By chance, I called one assisted living facility and a woman answered the phone. It was Andrea.

She convinced me that my mom had no medical necessity for skilled nursing. Sure, she had problems walking, but that was a physical therapy issue. She told me something repeatedly, and I’ll always remember the words.

People rise to the challenge. You just have let them.

So I reviewed my mom’s medical records with her doctor, the assisted living facility, the physical therapist and Andrea. It was a go! My mom was going to need a lot of help, but I was convinced that she would rise to the challenge. She had her whole life.

I’ll always remember the ride there. Since my mom needed to be lifted (yes, lifted) into a wheelchair, driving my car was not an option. So I rented a shuttle, and my mom and I rode a little over an hour in the back of a wheelchair-accessible Super Shuttle (yes, the ones you take to the airport).

She was scared. I was scared. But in my heart I knew she could do it.

When she first entered assisted living, she couldn’t walk. In fact, she couldn’t roll herself out of bed. She needed two people to literally pick her up and put her in a chair.

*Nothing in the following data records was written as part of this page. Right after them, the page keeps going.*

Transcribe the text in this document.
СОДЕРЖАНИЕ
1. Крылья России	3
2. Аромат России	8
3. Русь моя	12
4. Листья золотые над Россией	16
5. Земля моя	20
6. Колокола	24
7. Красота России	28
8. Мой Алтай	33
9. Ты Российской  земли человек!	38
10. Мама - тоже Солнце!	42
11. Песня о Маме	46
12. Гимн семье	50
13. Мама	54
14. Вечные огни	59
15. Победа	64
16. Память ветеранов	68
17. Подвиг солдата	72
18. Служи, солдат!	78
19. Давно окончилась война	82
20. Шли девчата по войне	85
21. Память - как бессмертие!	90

Within a year, she could walk the hallways with a walker, walk to dinner, come over to my house for BBQs, get in and out of a car, and resume some normalcy in her life. In fact, last month she got featured in her physical therapist’s brochure. I guess she’s a testimonial for hard work and good P.T.

Why the long story?
The details of the story are important. It’s human nature to fight, struggle and be determined. And regardless of your age, most people respond to the challenges they face. In the case of my mom, it was walking. In the case of your parent, it may be something else.

Even when you feel least in control, sometimes you just have to let go.

I learned a good lesson that with a little support, people rise to the occasion…if you let them.

I’ve love to hear you, if you’d like to share.

  • Julie

    This was really helpful to read at a time when my parents are in a very similar situation. This sentiment is so true for all of us-but sometimes we forget that it applies just as much to older people and we choose to place them in a situation that we think makes life easier for them, but that ultimately does not improve their condition. Thanks for giving us such great words of wisdom to consider.